Sealy's Sluggish Earnings Put Investors to Sleep
Sealy (NYSE: ZZ) posted a big drop in sales as the firm continues to face tough competition from Tempurpedic (NYSE: TPX) and other memory foam mattress producers. For Q4 2011, Sealy's gross profits fell to $98.1 million, a drop of 20% from the previous year. As a result, the company posted a net loss of $14 million due to a lower gross margin of 36.4%.
Operations cost the company more than it could take in, with selling, general, and administrative expenses staying nearly flat at $98.9 million for Q4 2011. To tackle lower sales, Sealy's CEO Larry Rogers announced that his company is "making operational changes to improve our future business results." This may translate to layoffs in the near term.
In its press release, the bed manufacturer is pointing the finger at "higher raw material and other inflation, especially related to foam and steel," which cut the firm's domestic profit margin by 5.8 percentage points. However, heightened competition in the industry is also a factor. Tempurpedic rose its guidance twice in 2011 as strong sales pushed the stock above $60 per share, and the company is likely to report growing revenues when it releases earnings on January 24th. Analysts have a target price on TPX of $68 to $70 thanks to the company's broad international presence and strong consumer demand, even though Tempur-Pedic raised prices on its mattresses in 2010.
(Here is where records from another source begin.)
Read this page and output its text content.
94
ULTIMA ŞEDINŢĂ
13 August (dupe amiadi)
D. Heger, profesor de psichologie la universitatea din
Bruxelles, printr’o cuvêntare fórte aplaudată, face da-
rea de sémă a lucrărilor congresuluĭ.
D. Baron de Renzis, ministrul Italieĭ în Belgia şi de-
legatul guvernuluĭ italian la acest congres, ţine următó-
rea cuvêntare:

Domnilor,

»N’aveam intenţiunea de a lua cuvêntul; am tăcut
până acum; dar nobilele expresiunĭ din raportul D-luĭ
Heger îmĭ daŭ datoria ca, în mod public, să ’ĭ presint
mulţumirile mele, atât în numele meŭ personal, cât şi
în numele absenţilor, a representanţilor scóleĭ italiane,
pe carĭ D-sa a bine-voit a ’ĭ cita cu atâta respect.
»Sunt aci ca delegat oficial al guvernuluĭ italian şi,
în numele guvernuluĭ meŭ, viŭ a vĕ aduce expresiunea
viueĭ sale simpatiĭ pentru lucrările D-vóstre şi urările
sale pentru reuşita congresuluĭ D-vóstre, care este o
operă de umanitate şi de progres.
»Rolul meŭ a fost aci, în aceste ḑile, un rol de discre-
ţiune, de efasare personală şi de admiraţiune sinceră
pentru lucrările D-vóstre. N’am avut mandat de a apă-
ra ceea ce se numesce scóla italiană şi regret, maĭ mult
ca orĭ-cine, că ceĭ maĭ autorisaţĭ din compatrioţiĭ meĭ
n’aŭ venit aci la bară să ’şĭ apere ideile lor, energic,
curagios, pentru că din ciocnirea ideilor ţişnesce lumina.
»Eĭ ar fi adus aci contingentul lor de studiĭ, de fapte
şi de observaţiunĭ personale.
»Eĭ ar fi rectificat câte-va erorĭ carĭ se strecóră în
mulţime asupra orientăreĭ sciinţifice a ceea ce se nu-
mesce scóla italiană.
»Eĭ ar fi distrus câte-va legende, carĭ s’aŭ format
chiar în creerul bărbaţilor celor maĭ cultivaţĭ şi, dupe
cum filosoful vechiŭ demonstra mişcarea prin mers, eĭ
Sealy seems unable to keep up, with net sales falling to $269.3 million for Q4 2011 while the company's cost of goods fell slightly from $173.7 million to 171.1 million. As a result, the company's previously paltry earnings per share (4 cents) fell to a loss of 14 cents. The stock has fallen over 17% in after hours trading and is flirting with the $1.5 threshold previously crossed at the beginning of November.